For the league to truly thrive and leave behind its status as a victory lap for veterans or starter league for young luminaries, clubs like Portland must be the standard. MLS can't be just a place where talented players start or finish their careers.

The days of DPs as off-field ambassadors are, by and large, in the past, while wunderkinds like Alphonso Davies or Tyler Adams or Gianluca Busio showed they weren't long for the league. Ricardo Pepi, Caden Clark (who will leave New York for Red Bull affiliates RB Leipzig in the new year), Daryl Dike and Cole Bassett (who turned down a multimillion-dollar transfer to Benfica this summer) will be next. See them while they're a jaunt away and be happy you did, because soon they'll be careening down the flanks for Bayern Munich, Leipzig or Venezia as their predecessors are.

But there's something notable about that inaugural, star-studded NYCFC team from the 2015 season. It did boast Villa, Lampard and Pirlo, but also ... Ned Grabavoy. The longtime Real Salt Lake midfielder spent only one season in the Bronx before heading west to Portland, where he'd retire and move into the front office as the Timbers' director of scouting and recruitment under GM Gavin Wilkinson. Since, the Timbers have made MLS Cup twice in five seasons.

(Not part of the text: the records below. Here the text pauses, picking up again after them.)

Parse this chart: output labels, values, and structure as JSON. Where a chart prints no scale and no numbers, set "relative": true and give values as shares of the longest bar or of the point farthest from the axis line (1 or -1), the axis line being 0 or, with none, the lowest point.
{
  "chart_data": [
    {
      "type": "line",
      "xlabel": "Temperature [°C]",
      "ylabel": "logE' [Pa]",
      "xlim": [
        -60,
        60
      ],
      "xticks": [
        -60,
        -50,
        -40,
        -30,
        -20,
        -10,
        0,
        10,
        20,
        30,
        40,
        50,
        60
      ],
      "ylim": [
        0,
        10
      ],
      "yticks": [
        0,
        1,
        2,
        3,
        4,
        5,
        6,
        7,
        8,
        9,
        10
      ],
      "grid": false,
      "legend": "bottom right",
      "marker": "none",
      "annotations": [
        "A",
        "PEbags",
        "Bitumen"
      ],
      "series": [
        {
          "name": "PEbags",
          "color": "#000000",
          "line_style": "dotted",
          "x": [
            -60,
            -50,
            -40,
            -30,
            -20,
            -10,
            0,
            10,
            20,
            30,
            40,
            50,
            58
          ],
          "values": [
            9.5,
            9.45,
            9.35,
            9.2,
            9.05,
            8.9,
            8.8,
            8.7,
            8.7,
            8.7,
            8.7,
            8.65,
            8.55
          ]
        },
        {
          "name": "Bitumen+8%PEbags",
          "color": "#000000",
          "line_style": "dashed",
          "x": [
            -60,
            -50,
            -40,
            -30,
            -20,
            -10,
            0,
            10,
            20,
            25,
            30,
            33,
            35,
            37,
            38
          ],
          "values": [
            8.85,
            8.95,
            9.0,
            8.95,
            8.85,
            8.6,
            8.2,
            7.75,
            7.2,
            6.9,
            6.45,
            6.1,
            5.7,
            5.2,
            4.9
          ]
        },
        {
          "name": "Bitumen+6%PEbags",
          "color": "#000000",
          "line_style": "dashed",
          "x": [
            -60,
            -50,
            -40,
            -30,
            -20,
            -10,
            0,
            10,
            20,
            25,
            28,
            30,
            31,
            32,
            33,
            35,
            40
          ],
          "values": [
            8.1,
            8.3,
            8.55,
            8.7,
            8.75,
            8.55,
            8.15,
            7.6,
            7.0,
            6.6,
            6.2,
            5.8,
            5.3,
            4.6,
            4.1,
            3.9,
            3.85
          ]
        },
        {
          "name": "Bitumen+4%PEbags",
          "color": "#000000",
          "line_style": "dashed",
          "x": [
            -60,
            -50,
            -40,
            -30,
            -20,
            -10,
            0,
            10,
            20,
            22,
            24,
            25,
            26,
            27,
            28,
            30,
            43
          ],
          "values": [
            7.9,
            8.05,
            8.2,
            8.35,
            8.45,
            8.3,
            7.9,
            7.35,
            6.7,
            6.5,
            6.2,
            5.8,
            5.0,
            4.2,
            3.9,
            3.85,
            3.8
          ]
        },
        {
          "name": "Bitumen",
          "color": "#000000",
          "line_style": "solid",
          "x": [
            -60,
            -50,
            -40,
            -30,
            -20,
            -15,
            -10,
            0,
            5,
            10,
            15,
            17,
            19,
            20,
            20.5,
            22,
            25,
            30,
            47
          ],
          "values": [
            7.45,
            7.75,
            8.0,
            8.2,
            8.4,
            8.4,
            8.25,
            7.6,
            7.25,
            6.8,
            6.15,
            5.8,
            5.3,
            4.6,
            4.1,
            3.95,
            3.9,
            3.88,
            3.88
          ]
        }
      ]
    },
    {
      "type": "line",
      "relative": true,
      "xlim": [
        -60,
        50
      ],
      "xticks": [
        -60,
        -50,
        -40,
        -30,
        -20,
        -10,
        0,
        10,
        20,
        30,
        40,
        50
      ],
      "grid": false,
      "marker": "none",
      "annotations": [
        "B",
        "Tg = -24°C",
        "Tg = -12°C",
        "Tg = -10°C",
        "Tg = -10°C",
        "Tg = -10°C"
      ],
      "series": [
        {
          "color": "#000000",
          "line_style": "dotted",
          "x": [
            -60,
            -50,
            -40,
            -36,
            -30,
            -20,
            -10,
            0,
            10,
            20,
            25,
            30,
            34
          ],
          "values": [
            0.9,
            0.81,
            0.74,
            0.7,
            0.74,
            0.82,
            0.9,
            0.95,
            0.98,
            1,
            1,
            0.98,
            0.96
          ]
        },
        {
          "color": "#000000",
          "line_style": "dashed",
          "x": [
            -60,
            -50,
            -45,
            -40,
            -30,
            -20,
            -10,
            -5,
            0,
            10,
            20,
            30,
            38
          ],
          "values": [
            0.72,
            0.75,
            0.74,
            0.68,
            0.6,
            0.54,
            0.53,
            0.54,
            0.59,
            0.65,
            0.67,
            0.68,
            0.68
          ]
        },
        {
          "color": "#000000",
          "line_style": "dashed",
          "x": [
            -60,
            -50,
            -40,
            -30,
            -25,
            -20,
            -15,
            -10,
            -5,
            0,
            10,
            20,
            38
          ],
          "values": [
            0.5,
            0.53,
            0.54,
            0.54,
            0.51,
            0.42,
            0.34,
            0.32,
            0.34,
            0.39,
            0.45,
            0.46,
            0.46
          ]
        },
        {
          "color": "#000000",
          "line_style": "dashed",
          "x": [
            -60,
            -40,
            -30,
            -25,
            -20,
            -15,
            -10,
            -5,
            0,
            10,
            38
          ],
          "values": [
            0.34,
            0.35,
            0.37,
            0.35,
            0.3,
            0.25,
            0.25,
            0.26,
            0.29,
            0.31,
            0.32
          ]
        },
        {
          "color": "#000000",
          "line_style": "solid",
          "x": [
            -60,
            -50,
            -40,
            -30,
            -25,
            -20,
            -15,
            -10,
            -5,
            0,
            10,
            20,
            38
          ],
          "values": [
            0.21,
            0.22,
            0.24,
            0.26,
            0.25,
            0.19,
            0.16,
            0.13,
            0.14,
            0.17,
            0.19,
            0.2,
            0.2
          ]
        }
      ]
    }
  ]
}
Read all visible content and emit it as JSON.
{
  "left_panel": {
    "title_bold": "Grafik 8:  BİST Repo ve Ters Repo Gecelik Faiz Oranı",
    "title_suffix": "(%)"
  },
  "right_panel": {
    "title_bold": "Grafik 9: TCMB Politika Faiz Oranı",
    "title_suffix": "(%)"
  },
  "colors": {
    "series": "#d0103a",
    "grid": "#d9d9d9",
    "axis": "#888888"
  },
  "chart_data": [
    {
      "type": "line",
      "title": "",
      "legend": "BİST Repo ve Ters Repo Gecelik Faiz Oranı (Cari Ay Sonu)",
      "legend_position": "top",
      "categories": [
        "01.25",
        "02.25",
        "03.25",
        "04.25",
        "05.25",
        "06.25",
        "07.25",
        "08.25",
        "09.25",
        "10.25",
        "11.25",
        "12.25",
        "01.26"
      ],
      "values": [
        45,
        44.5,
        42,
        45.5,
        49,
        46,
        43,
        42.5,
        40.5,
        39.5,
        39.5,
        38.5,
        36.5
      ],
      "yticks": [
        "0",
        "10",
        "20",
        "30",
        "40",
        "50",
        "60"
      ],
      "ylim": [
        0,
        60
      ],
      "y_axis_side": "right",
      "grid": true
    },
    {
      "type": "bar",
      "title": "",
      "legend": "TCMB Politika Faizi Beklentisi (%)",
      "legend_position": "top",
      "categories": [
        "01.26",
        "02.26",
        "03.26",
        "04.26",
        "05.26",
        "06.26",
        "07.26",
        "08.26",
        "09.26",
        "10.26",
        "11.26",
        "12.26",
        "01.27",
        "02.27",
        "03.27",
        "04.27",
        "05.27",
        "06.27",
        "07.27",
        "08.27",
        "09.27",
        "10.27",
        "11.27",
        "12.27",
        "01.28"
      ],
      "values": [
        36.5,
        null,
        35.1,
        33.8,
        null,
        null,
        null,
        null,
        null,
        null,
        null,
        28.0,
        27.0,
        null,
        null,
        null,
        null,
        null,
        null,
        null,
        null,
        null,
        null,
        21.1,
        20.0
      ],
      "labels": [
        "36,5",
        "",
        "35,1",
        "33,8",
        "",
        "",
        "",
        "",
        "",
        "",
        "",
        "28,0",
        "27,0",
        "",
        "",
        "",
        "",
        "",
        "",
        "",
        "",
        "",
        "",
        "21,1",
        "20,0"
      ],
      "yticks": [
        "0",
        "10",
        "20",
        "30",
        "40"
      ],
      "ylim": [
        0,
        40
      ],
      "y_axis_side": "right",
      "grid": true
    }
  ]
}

The Timbers, although there's still room for improvement in pulling from the USL side, at least have one and make sensible transfers. Of Felipe Mora, Dairon Asprilla and Sebastian Blanco (Portland's three top scorers), Blanco was the costliest transfer with a fee of $5 million.

NYCFC, with the emergence of young, high-potential dynamic DPs like Jesus Medina and Valentin Castellanos -- and the recent signing of Brazilian Talles Magno, who vaulted NYCFC to the title game after a Castellanos red card in the semifinal -- are well on their way into their next chapter. Since signing James Sands to the first homegrown contract in NYCFC history in July 2017, they've signed five more, including, most recently, 14-year-old English-born Christian McFarlane in September.

But, more than two decades in, if we're talking about which club represents the best of what Major League Soccer is and what it could be? It is, and has long been, Portland.